Scientific Workflows at Scale using GNU Parallel

Length: Half day

Prerequisite Knowledge:

  • Basic usage of Linux terminal and familiarity with simple commands such as ls, cat, date etc.
  • Familiarity with basic concepts of files, directories, CPU, memory, etc.

Presenters:

This tutorial offers theoretical foundations and hands-on experience on GNU Parallel, a shell tool that executes terminal commands in parallel on one or more computers. A versatile tool, Parallel offers numerous options and features that makes it easy, concise and efficient to work on multicore and multinode architectures. Ability to run tasks in parallel over files / raw data in a wide variety of modes and load distributions makes it a very powerful and suitable tool for a wide variety of workflows. GNU Parallel fits nicely with the HPC middleware and filesystems making it a low friction tool to perform not only the computations but data movements efficiently. Most HPC centers offer their resources in a shared manner via resource managers and schedulers. This makes it important for any tool to be able to work well with such schedulers. Parallel integrates nicely with HPC job schedulers such as SLURM, LSF, PBS / Torque and others.
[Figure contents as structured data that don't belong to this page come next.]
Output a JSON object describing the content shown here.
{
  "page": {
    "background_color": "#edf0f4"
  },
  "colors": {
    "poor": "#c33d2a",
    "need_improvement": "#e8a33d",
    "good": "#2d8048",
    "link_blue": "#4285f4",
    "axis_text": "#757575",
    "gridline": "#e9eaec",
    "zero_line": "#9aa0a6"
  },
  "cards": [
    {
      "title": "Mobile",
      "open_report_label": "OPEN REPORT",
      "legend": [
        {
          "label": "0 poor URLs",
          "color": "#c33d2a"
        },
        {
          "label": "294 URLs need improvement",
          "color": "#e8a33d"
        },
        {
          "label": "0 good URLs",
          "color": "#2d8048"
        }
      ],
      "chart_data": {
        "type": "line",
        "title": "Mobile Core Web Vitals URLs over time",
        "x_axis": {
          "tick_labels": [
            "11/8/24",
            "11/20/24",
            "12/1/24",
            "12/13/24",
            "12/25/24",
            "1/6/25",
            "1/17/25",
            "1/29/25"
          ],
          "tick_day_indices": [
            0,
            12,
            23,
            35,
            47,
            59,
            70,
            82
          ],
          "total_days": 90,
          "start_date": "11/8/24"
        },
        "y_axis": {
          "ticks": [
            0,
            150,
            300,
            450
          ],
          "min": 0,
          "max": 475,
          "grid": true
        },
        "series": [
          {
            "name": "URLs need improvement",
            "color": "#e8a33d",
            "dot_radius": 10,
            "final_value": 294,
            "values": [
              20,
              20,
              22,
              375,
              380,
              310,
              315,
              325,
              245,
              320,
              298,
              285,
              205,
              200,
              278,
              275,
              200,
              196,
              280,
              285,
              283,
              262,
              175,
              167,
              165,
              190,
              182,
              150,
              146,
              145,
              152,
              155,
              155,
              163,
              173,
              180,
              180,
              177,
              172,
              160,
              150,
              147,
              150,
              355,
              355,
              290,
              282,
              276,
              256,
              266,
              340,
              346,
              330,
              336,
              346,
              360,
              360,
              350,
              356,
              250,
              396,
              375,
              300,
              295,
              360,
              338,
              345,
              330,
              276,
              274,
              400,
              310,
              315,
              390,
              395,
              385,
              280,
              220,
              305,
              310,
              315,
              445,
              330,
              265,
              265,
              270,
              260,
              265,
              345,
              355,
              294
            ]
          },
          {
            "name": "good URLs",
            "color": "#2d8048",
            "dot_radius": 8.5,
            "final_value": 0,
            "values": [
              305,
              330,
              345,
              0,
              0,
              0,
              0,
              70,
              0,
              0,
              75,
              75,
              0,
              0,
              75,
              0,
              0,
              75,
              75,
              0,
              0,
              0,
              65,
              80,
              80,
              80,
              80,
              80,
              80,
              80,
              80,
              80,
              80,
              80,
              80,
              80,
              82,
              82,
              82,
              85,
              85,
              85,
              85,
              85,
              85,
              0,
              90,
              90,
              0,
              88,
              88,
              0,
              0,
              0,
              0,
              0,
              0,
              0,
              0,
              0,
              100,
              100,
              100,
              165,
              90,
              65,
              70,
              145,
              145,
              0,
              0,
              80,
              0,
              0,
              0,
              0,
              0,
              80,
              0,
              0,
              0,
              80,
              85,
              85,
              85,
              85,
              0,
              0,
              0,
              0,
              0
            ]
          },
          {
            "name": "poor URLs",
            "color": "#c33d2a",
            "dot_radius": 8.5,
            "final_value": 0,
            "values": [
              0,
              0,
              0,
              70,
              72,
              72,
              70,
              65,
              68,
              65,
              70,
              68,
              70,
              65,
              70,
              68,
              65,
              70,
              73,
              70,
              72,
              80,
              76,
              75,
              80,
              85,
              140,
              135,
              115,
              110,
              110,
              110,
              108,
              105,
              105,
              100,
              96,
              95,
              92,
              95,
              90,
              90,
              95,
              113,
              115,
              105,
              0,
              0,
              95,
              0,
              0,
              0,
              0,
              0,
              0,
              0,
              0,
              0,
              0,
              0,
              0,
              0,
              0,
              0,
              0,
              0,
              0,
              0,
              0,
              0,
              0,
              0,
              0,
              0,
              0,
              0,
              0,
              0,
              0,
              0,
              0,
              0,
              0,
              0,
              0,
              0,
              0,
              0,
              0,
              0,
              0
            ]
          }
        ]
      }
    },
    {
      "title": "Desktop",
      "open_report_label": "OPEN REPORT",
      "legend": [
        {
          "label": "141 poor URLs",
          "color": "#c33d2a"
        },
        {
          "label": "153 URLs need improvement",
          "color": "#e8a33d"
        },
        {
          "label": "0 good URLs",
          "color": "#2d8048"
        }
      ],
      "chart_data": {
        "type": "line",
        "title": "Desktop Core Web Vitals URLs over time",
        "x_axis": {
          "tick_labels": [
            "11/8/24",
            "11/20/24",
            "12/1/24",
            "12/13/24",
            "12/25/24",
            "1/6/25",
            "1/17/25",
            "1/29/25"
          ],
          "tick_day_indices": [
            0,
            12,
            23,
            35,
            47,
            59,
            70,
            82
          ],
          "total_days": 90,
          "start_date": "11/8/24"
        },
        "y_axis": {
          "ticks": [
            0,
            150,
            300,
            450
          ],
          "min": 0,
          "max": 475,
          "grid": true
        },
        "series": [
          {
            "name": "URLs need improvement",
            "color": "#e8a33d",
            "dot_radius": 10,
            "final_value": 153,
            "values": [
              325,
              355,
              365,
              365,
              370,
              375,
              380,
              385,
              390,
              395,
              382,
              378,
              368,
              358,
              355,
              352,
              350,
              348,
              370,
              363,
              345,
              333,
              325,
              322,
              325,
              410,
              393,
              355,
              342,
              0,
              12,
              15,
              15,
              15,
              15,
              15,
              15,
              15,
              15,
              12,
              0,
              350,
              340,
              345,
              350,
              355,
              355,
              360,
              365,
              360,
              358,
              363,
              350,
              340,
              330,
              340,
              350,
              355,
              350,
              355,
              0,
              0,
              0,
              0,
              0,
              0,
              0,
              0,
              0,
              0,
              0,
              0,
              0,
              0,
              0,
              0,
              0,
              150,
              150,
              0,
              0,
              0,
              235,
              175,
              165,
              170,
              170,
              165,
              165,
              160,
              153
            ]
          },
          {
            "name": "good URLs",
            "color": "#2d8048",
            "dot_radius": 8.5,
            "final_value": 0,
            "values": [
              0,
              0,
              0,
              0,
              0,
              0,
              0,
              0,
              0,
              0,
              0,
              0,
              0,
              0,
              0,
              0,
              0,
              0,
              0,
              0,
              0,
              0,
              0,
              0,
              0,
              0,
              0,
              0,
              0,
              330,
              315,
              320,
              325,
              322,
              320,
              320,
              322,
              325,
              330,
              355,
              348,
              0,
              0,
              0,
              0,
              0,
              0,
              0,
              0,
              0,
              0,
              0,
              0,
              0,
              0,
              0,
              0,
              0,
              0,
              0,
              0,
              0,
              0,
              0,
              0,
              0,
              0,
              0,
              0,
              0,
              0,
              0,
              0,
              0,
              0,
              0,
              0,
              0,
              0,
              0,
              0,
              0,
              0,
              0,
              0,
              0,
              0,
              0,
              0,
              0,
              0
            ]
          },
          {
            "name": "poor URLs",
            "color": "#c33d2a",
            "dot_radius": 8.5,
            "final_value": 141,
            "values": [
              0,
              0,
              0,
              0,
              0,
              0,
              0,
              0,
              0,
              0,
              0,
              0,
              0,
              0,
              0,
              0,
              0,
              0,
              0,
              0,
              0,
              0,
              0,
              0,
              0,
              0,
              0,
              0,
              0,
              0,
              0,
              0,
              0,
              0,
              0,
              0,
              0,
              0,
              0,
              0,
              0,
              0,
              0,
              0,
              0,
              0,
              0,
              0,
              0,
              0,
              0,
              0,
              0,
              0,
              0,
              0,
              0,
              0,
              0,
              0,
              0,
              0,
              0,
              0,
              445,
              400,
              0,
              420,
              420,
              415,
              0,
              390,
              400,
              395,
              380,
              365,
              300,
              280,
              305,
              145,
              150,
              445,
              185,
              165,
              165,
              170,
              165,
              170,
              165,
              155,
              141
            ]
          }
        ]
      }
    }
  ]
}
Workflows often require dependency chaining between multiple computing stages. With simple shell techniques we will see how we can leverage Parallel to achieve fully asynchronous, parallel multi-stage scientific workflows. Parallel is invaluable from the scientific user’s point of view, in that the simplicity of parallel empowers users to rapidly extract the parallel profile of a complex workflow and experiment and hone it for large scale runs using Parallel or some other specialized workflow tools.